DRM is where software goes against your will, to protect the rights of others. If I pgp-encrypt a file, you will be unable to access it. However, this is because you have no way to open it without my help. Your own software is not refusing to open the file. Your software is _incapable_ of opening the file. That's the difference. DRM systems, such as those that prevent copying of a music file, could easily allow you to make the copy. They just don't.

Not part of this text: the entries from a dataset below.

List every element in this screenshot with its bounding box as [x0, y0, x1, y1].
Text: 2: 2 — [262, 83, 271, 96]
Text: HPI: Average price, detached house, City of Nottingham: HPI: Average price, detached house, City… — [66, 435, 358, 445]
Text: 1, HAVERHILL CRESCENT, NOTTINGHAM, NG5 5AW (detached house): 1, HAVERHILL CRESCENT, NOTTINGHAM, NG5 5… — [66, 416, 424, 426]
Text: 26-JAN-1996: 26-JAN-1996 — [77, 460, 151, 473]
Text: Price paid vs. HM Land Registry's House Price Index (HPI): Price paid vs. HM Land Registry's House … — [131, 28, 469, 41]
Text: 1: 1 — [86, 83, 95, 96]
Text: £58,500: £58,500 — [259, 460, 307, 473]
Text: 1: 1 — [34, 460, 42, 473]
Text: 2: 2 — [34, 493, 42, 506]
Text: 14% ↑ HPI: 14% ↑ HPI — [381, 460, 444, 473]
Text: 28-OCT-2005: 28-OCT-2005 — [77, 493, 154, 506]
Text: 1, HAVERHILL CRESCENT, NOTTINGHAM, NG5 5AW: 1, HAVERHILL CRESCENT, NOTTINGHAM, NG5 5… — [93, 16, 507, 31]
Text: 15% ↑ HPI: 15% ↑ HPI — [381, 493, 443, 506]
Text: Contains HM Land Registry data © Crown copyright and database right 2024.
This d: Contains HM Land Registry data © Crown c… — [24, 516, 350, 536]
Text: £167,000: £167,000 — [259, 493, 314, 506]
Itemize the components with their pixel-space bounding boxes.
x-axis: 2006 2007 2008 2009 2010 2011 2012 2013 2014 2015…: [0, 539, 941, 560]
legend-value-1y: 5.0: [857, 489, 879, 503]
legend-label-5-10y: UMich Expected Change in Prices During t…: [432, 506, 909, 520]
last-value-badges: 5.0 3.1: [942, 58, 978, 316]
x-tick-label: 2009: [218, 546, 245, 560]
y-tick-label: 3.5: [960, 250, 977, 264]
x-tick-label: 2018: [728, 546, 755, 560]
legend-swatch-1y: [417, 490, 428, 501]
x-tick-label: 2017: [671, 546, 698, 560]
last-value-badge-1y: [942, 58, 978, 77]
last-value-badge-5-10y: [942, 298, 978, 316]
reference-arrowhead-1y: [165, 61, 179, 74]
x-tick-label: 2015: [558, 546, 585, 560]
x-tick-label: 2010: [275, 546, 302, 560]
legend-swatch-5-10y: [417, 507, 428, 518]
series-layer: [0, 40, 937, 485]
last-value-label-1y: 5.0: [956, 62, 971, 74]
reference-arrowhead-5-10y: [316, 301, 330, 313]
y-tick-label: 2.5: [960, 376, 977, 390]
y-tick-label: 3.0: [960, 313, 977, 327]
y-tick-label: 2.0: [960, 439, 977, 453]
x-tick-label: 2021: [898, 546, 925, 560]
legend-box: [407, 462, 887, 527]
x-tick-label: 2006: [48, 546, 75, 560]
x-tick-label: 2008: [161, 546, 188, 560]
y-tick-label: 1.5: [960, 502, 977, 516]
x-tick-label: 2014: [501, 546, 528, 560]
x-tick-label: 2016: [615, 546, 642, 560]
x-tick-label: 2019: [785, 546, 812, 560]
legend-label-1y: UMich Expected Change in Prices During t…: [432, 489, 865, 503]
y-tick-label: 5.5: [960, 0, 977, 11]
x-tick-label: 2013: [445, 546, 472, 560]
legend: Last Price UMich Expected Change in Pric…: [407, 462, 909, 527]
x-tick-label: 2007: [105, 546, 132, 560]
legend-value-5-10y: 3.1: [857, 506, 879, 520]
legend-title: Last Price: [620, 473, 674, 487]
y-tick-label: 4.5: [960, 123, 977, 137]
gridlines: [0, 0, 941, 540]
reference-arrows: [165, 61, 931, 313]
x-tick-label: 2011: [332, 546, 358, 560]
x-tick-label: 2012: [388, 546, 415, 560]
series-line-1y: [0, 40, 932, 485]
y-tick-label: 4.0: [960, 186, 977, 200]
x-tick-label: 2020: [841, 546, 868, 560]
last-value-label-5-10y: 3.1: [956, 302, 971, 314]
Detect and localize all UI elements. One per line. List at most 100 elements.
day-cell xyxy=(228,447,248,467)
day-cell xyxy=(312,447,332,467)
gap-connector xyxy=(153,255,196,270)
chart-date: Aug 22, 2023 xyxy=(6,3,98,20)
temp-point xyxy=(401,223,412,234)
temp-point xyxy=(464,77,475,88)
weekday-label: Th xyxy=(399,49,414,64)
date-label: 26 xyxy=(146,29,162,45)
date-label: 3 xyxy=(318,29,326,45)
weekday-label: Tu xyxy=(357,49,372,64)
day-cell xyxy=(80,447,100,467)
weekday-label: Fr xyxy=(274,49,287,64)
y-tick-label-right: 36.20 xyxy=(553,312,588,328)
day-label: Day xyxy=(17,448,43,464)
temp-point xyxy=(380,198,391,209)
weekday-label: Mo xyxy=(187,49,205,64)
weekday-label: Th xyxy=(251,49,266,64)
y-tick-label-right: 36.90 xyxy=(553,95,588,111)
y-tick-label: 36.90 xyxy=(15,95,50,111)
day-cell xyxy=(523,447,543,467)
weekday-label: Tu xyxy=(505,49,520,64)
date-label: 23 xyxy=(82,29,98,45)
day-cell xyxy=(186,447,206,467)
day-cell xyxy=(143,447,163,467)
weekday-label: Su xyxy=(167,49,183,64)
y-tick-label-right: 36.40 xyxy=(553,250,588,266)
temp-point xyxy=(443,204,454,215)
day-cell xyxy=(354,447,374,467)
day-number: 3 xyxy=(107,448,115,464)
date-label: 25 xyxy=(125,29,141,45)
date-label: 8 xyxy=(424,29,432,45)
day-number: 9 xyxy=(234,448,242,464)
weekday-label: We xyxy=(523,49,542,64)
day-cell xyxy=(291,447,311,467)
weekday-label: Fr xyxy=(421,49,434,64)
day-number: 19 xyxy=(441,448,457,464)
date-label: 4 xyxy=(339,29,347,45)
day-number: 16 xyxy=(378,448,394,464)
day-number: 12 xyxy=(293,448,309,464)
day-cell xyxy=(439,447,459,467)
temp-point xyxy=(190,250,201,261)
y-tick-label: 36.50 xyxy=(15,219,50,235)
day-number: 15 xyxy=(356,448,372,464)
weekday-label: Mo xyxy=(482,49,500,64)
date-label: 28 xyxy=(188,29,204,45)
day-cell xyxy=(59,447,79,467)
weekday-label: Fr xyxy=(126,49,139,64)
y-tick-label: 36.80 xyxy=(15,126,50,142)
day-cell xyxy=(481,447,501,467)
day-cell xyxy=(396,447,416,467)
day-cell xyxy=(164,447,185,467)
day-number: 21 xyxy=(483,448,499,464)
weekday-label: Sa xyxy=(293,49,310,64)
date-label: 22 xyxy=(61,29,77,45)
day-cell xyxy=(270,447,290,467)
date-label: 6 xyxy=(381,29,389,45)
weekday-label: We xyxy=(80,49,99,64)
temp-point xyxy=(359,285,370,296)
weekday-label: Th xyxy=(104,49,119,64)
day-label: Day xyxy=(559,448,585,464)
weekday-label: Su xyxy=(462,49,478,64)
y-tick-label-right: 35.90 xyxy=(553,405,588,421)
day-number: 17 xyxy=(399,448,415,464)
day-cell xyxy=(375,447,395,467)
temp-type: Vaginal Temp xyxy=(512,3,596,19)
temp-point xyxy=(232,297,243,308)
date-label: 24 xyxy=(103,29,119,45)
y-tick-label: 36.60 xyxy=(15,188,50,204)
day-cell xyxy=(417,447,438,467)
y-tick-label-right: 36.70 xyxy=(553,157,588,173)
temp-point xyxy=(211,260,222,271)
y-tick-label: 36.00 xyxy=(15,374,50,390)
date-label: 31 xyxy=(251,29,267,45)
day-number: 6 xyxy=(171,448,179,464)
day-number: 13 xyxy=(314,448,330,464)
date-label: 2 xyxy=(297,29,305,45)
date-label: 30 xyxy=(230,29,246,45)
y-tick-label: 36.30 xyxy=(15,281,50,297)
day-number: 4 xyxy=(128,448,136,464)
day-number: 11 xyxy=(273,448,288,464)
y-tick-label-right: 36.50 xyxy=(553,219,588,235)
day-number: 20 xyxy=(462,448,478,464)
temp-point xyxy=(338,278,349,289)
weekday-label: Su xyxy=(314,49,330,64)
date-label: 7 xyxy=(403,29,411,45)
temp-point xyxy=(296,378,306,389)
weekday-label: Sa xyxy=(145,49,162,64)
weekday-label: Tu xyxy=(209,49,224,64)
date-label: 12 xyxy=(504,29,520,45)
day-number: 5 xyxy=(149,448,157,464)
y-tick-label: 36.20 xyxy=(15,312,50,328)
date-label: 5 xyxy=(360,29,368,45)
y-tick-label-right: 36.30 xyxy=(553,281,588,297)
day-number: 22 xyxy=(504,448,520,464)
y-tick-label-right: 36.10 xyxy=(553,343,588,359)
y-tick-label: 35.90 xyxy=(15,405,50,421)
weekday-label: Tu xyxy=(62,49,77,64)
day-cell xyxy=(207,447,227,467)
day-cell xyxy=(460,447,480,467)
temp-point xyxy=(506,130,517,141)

I feel I should mention...

[Ben+Urban]

* GNOME is written entirely in C, not C++.
* The problems you were experiencing were most likely due to the fact that GNOME 2.x has source incompatibilities with GNOME 1.x.
* There are ways to have both GNOME 1.x and GNOME 2.x installed on the same machine; it's just ridiculously complicated to do so. (Gentoo seems to manage to handle it seamlessly though.)

Resolving dependency hell

[sita]

The problem is not the different package managers, but that you almost invariably run into dependency hell when trying to install binary packages. This is due to the fact that most distributions install software in a way that makes it difficult to concurrently use different versions of software.

If the distribution installed software in a directory structure that included the package and version name, dependent packages could be configured to use different versions of the same packages.

If a new end user tool required a new version of a library, the existing tools that used the old version should not have to change.

Like so:
/package/name/version/{bin,lib,...}

There would always be points of contentions, of course, like user config-file format changes between versions, but situation would be substantially improved.

I believe I saw a reference to a distribution that worked similar to this.